## College Physics (4th Edition)

(a) The rocket's altitude when the engine fails is $25.0~km$ (b) The total time to reach maximum height is $152.0~s$ (c) The rocket travels up to a maximum height of $76.0~km$ (d) The velocity of the rocket just before it hits the ground is $1220~m/s$ downward.
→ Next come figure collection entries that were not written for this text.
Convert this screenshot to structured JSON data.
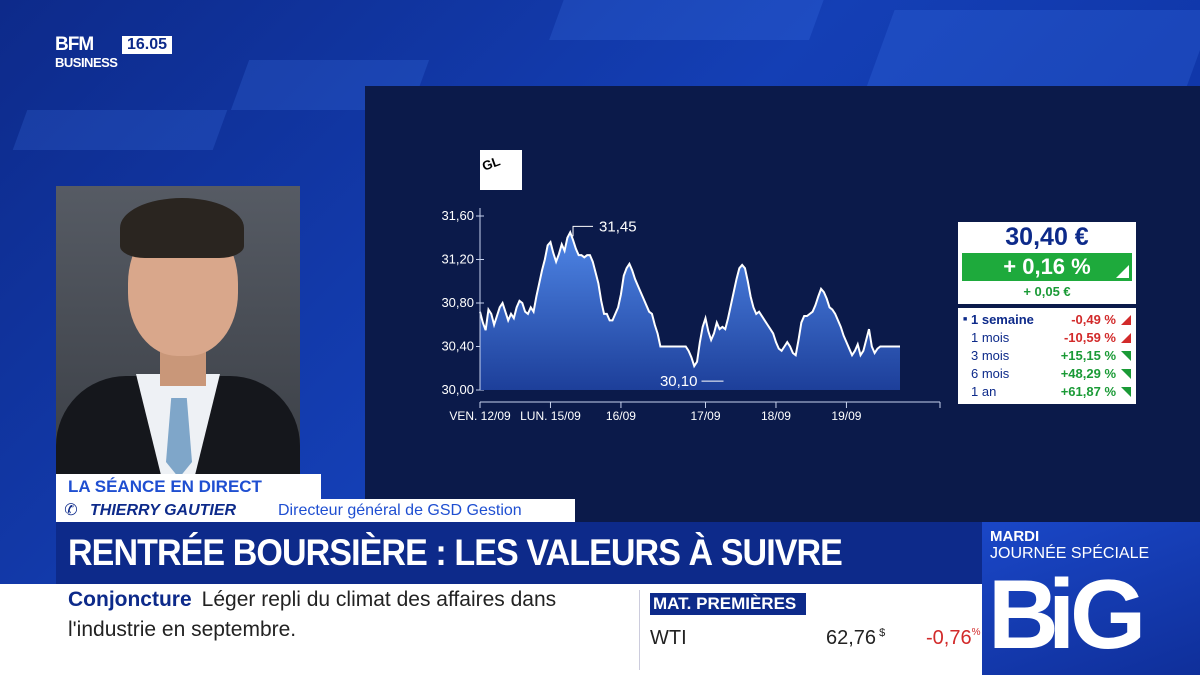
{
  "channel": {
    "name": "BFM",
    "sub": "BUSINESS",
    "time": "16.05"
  },
  "company_logo_text": "GL",
  "chart_data": {
    "type": "area",
    "ylim": [
      30.0,
      31.6
    ],
    "yticks": [
      "31,60",
      "31,20",
      "30,80",
      "30,40",
      "30,00"
    ],
    "ytick_values": [
      31.6,
      31.2,
      30.8,
      30.4,
      30.0
    ],
    "xticks": [
      "VEN. 12/09",
      "LUN. 15/09",
      "16/09",
      "17/09",
      "18/09",
      "19/09"
    ],
    "x_count": 150,
    "xtick_index": [
      0,
      25,
      50,
      80,
      105,
      130
    ],
    "annotations": [
      {
        "label": "31,45",
        "index": 33,
        "value": 31.45
      },
      {
        "label": "30,10",
        "index": 80,
        "value": 30.1
      }
    ],
    "values": [
      30.72,
      30.62,
      30.55,
      30.74,
      30.7,
      30.6,
      30.68,
      30.76,
      30.8,
      30.72,
      30.64,
      30.7,
      30.66,
      30.76,
      30.82,
      30.8,
      30.72,
      30.7,
      30.76,
      30.72,
      30.86,
      30.98,
      31.1,
      31.2,
      31.33,
      31.36,
      31.26,
      31.18,
      31.25,
      31.34,
      31.28,
      31.4,
      31.45,
      31.38,
      31.3,
      31.24,
      31.24,
      31.22,
      31.24,
      31.24,
      31.18,
      31.08,
      30.98,
      30.82,
      30.7,
      30.7,
      30.64,
      30.64,
      30.7,
      30.76,
      30.88,
      31.05,
      31.12,
      31.16,
      31.1,
      31.02,
      30.96,
      30.9,
      30.84,
      30.78,
      30.72,
      30.7,
      30.6,
      30.52,
      30.4,
      30.4,
      30.4,
      30.4,
      30.4,
      30.4,
      30.4,
      30.4,
      30.4,
      30.4,
      30.36,
      30.3,
      30.22,
      30.26,
      30.44,
      30.58,
      30.66,
      30.54,
      30.46,
      30.52,
      30.62,
      30.56,
      30.58,
      30.56,
      30.66,
      30.78,
      30.9,
      31.02,
      31.12,
      31.15,
      31.12,
      31.0,
      30.86,
      30.76,
      30.7,
      30.72,
      30.68,
      30.64,
      30.6,
      30.56,
      30.52,
      30.44,
      30.38,
      30.36,
      30.4,
      30.44,
      30.4,
      30.34,
      30.32,
      30.46,
      30.62,
      30.68,
      30.68,
      30.7,
      30.72,
      30.78,
      30.86,
      30.93,
      30.9,
      30.84,
      30.76,
      30.74,
      30.7,
      30.64,
      30.58,
      30.5,
      30.44,
      30.38,
      30.32,
      30.36,
      30.42,
      30.32,
      30.36,
      30.46,
      30.56,
      30.4,
      30.34,
      30.38,
      30.4,
      30.4,
      30.4,
      30.4,
      30.4,
      30.4,
      30.4,
      30.4
    ]
  },
  "quote": {
    "price": "30,40 €",
    "change_pct": "+ 0,16 %",
    "change_abs": "+ 0,05 €"
  },
  "performance": [
    {
      "label": "1 semaine",
      "value": "-0,49 %",
      "dir": "down",
      "active": true
    },
    {
      "label": "1 mois",
      "value": "-10,59 %",
      "dir": "down",
      "active": false
    },
    {
      "label": "3 mois",
      "value": "+15,15 %",
      "dir": "up",
      "active": false
    },
    {
      "label": "6 mois",
      "value": "+48,29 %",
      "dir": "up",
      "active": false
    },
    {
      "label": "1 an",
      "value": "+61,87 %",
      "dir": "up",
      "active": false
    }
  ],
  "lower_third": {
    "program": "LA SÉANCE EN DIRECT",
    "guest_name": "THIERRY GAUTIER",
    "guest_role": "Directeur général de GSD Gestion",
    "headline": "RENTRÉE BOURSIÈRE : LES VALEURS À SUIVRE"
  },
  "ticker": {
    "tag": "Conjoncture",
    "text": "Léger repli du climat des affaires dans l'industrie en septembre.",
    "mat_title": "MAT. PREMIÈRES",
    "mat_name": "WTI",
    "mat_price": "62,76",
    "mat_unit": "$",
    "mat_change": "-0,76",
    "mat_change_unit": "%"
  },
  "promo": {
    "day": "MARDI",
    "title": "JOURNÉE SPÉCIALE",
    "brand": [
      "B",
      "i",
      "G"
    ]
  },
  "colors": {
    "navy": "#0d2a8a",
    "up": "#1eaa3c",
    "down": "#d22a2a"
  }
}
(a) We can find the vertical displacement while the rocket accelerates upward: $\Delta y = \frac{1}{2}at^2$ $\Delta y = \frac{1}{2}(20.0~m/s^2)(50.0~s)^2$ $\Delta y = 25,000~m = 25.0~km$ The rocket's altitude when the engine fails is $25.0~km$ (b) We can find the velocity after the first $50.0~s$: $v_f = v_0+at$ $v_f = 0+(20.0~m/s^2)(50.0~s)$ $v_f = 1000~m/s$ We can find the time $t$ from the end of the upward acceleration period until maximum height. For this part, we can let $v_0 = 1000~m/s$: $v_f = v_0+at$ $t = \frac{v_f-v_0}{a}$ $t = \frac{0-1000~m/s}{-9.80~m/s^2}$ $t = 102.0~s$ The total time to reach maximum height is $152.0~s$ (c) We can find the displacement from the end of the upward acceleration period until the rocket reaches its maximum height. For this part, we can let $v_0 = 1000~m/s$: $v_f^2 = v_0^2+2a\Delta y$ $\Delta y = \frac{v_f^2-v_0^2}{2a}$ $\Delta y = \frac{0-(1000~m/s)^2}{(2)(-9.80~m/s^2)}$ $\Delta y = 51,020~m = 51.0~km$ The total displacement from the ground to the maximum height is $25.0~km+51.0~km$ which is $76.0~km$ The rocket travels up to a maximum height of $76.0~km$ (d) We can find the velocity just before the rocket hits the ground: $v_f^2=v_0^2+2a\Delta y$ $v_f=\sqrt{v_0^2+2a\Delta y}$ $v_f=\sqrt{0+(2)(-9.80~m/s^2)(-76,000~m)}$ $v_f = 1220~m/s$ The velocity of the rocket just before it hits the ground is $1220~m/s$ downward.